Recipients of the bursary will be chosen by the three partner universities on the basis of need and merit. Criteria will include being the first member of a family to have gone to university and the standard of a student’s schooling relative to the grades they obtained.

Significantly, those given the cash will be under no obligation to go on to work for Hogan Lovells. Instead, the firm will offer optional mentoring and careers advice opportunities to the students.

This marks the programme out from the much larger scale funding packages for the Graduate Diploma in Law (GDL) and Legal Practice Course (LPC) offered by the big law firms. These deals see the costs of postgraduates’ study covered on the condition that they join the firm that is sponsoring them.

Speaking to Legal Cheek, Clare Harris, Hogan Lovells’ associate director of legal resourcing, emphasised the difference between such packages and what is a diversity-led initiative. She commented:

“The Hogan Lovells Bursary Scheme is about our commitment to social mobility issues and the wider theme of good citizenship. Whether the students go on to join us, or pursue careers elsewhere in the law is not the issue here. Rather, we want to support the ambitions of people who may be put off going to university because of the costs involved.”

Harris added that the firm saw the scheme as a way to contribute to universities’ outreach initiatives, which would leverage the Hogan Lovells brand in a mutually beneficial way.

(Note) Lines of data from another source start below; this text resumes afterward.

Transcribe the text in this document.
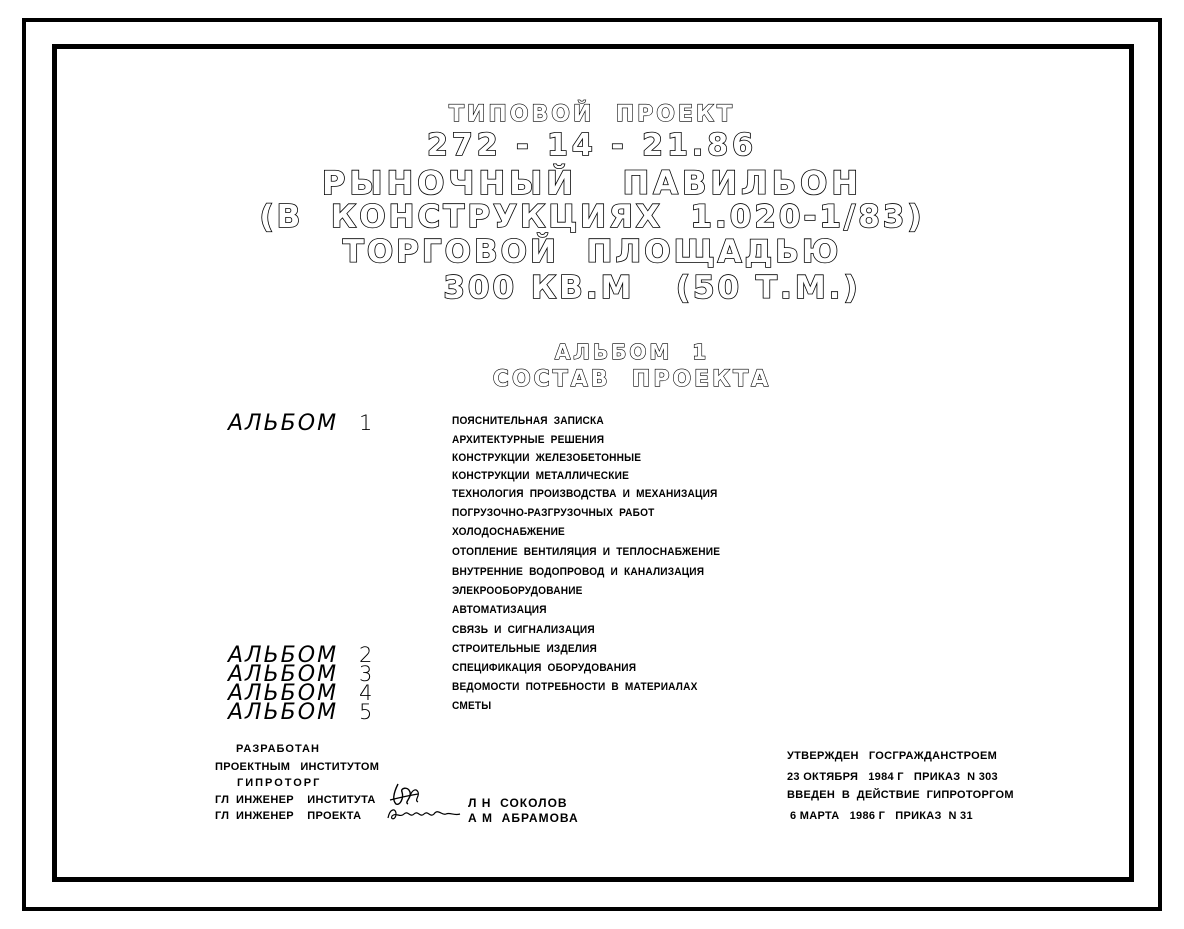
ТИПОВОЙ  ПРОЕКТ

272 - 14 - 21.86

РЫНОЧНЫЙ   ПАВИЛЬОН

(В  КОНСТРУКЦИЯХ  1.020-1/83)

ТОРГОВОЙ  ПЛОЩАДЬЮ

300 КВ.М   (50 Т.М.)

АЛЬБОМ  1

СОСТАВ  ПРОЕКТА

АЛЬБОМ 1
АЛЬБОМ 2
АЛЬБОМ 3
АЛЬБОМ 4
АЛЬБОМ 5
ПОЯСНИТЕЛЬНАЯ  ЗАПИСКА
АРХИТЕКТУРНЫЕ  РЕШЕНИЯ
КОНСТРУКЦИИ  ЖЕЛЕЗОБЕТОННЫЕ
КОНСТРУКЦИИ  МЕТАЛЛИЧЕСКИЕ
ТЕХНОЛОГИЯ  ПРОИЗВОДСТВА  И  МЕХАНИЗАЦИЯ
ПОГРУЗОЧНО-РАЗГРУЗОЧНЫХ  РАБОТ
ХОЛОДОСНАБЖЕНИЕ
ОТОПЛЕНИЕ  ВЕНТИЛЯЦИЯ  И  ТЕПЛОСНАБЖЕНИЕ
ВНУТРЕННИЕ  ВОДОПРОВОД  И  КАНАЛИЗАЦИЯ
ЭЛЕКРООБОРУДОВАНИЕ
АВТОМАТИЗАЦИЯ
СВЯЗЬ  И  СИГНАЛИЗАЦИЯ
СТРОИТЕЛЬНЫЕ  ИЗДЕЛИЯ
СПЕЦИФИКАЦИЯ  ОБОРУДОВАНИЯ
ВЕДОМОСТИ  ПОТРЕБНОСТИ  В  МАТЕРИАЛАХ
СМЕТЫ
РАЗРАБОТАН
ПРОЕКТНЫМ   ИНСТИТУТОМ
ГИПРОТОРГ
ГЛ  ИНЖЕНЕР    ИНСТИТУТА
ГЛ  ИНЖЕНЕР    ПРОЕКТА
Л Н  СОКОЛОВ
А М  АБРАМОВА
УТВЕРЖДЕН   ГОСГРАЖДАНСТРОЕМ
23 ОКТЯБРЯ   1984 Г   ПРИКАЗ  N 303
ВВЕДЕН  В  ДЕЙСТВИЕ  ГИПРОТОРГОМ
6 МАРТА   1986 Г   ПРИКАЗ  N 31
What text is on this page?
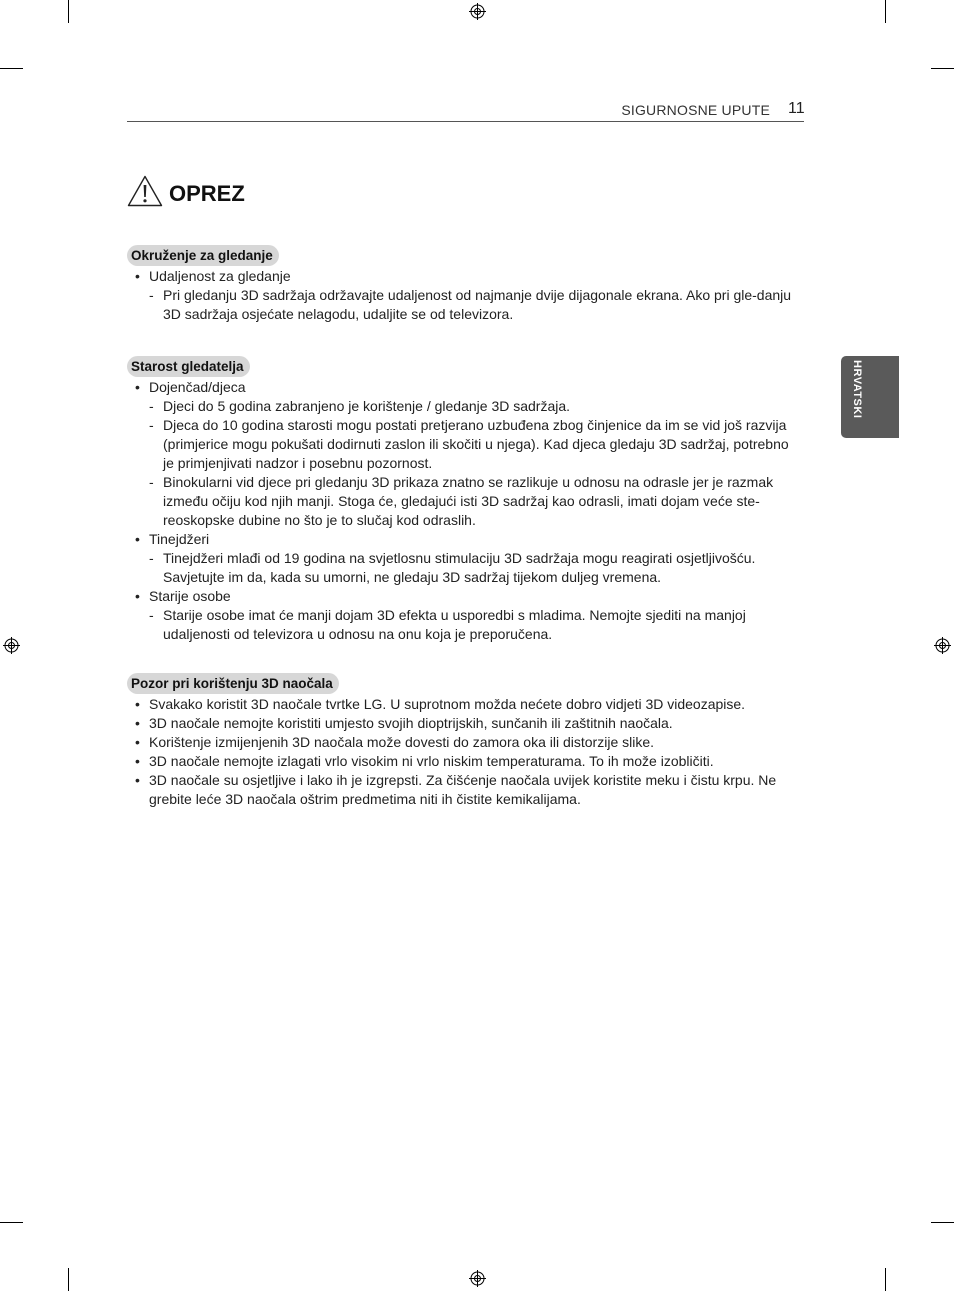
SIGURNOSNE UPUTE 11
HRVATSKI
OPREZ
Okruženje za gledanje
• Udaljenost za gledanje
- Pri gledanju 3D sadržaja održavajte udaljenost od najmanje dvije dijagonale ekrana. Ako pri gle-danju 3D sadržaja osjećate nelagodu, udaljite se od televizora.
Starost gledatelja
• Dojenčad/djeca
- Djeci do 5 godina zabranjeno je korištenje / gledanje 3D sadržaja.
- Djeca do 10 godina starosti mogu postati pretjerano uzbuđena zbog činjenice da im se vid još razvija (primjerice mogu pokušati dodirnuti zaslon ili skočiti u njega). Kad djeca gledaju 3D sadržaj, potrebno je primjenjivati nadzor i posebnu pozornost.
- Binokularni vid djece pri gledanju 3D prikaza znatno se razlikuje u odnosu na odrasle jer je razmak između očiju kod njih manji. Stoga će, gledajući isti 3D sadržaj kao odrasli, imati dojam veće ste-reoskopske dubine no što je to slučaj kod odraslih.
• Tinejdžeri
- Tinejdžeri mlađi od 19 godina na svjetlosnu stimulaciju 3D sadržaja mogu reagirati osjetljivošću. Savjetujte im da, kada su umorni, ne gledaju 3D sadržaj tijekom duljeg vremena.
• Starije osobe
- Starije osobe imat će manji dojam 3D efekta u usporedbi s mladima. Nemojte sjediti na manjoj udaljenosti od televizora u odnosu na onu koja je preporučena.
Pozor pri korištenju 3D naočala
• Svakako koristit 3D naočale tvrtke LG. U suprotnom možda nećete dobro vidjeti 3D videozapise.
• 3D naočale nemojte koristiti umjesto svojih dioptrijskih, sunčanih ili zaštitnih naočala.
• Korištenje izmijenjenih 3D naočala može dovesti do zamora oka ili distorzije slike.
• 3D naočale nemojte izlagati vrlo visokim ni vrlo niskim temperaturama. To ih može izobličiti.
• 3D naočale su osjetljive i lako ih je izgrepsti. Za čišćenje naočala uvijek koristite meku i čistu krpu. Ne grebite leće 3D naočala oštrim predmetima niti ih čistite kemikalijama.
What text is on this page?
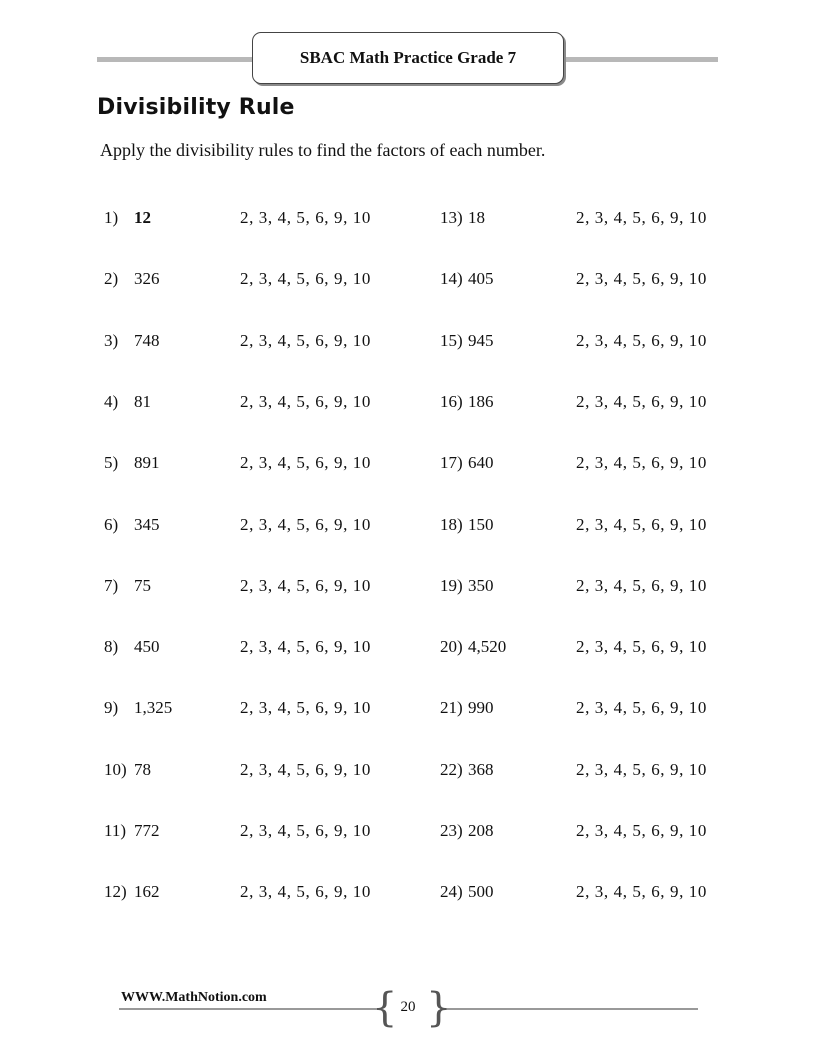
SBAC Math Practice Grade 7
Divisibility Rule
Apply the divisibility rules to find the factors of each number.
1) 12	2, 3, 4, 5, 6, 9, 10
2) 326	2, 3, 4, 5, 6, 9, 10
3) 748	2, 3, 4, 5, 6, 9, 10
4) 81	2, 3, 4, 5, 6, 9, 10
5) 891	2, 3, 4, 5, 6, 9, 10
6) 345	2, 3, 4, 5, 6, 9, 10
7) 75	2, 3, 4, 5, 6, 9, 10
8) 450	2, 3, 4, 5, 6, 9, 10
9) 1,325	2, 3, 4, 5, 6, 9, 10
10) 78	2, 3, 4, 5, 6, 9, 10
11) 772	2, 3, 4, 5, 6, 9, 10
12) 162	2, 3, 4, 5, 6, 9, 10
13) 18	2, 3, 4, 5, 6, 9, 10
14) 405	2, 3, 4, 5, 6, 9, 10
15) 945	2, 3, 4, 5, 6, 9, 10
16) 186	2, 3, 4, 5, 6, 9, 10
17) 640	2, 3, 4, 5, 6, 9, 10
18) 150	2, 3, 4, 5, 6, 9, 10
19) 350	2, 3, 4, 5, 6, 9, 10
20) 4,520	2, 3, 4, 5, 6, 9, 10
21) 990	2, 3, 4, 5, 6, 9, 10
22) 368	2, 3, 4, 5, 6, 9, 10
23) 208	2, 3, 4, 5, 6, 9, 10
24) 500	2, 3, 4, 5, 6, 9, 10
WWW.MathNotion.com	{ }
20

“When, for example, Durham and York go out to students in the former industrial towns of the North East and Yorkshire, hopefully students will be motivated by the fact that a major firm like Hogan Lovells is taking an interest in them. At the same time, it is a way for us to get our brand out more widely,” she said.

Meanwhile, the universities involved have all expressed their enthusiasm for the initiative, with Durham Law School chief Professor Roger Masterman echoing the sentiments of his counterparts at LSE and York when he described the bursary as a “life-changing amount” that “will make a huge difference” to students. He added that it will allow the beneficiaries of the money to dedicate more time to their studies, reducing the amount of part-time work they have to do.

The scheme has just got underway at LSE and Durham, with the first bursaries set to be awarded to first year students at the institutions this term, and it will commence from September at York. Advertisements for the funding will be targeted at sixth-formers and awarded when the individuals start their first year at university.

Currently, the only comparable initiative in the legal profession is CMS Cameron McKenna’s ‘Bursary Scheme for Year 12 Students’, which offers four students £2,500-a-year during their undergraduate law degrees. It is awarded on the basis of an annual essay competition.

If the Hogan Lovells scheme is successful, Harris says that the firm will look at extending it to other universities across the country.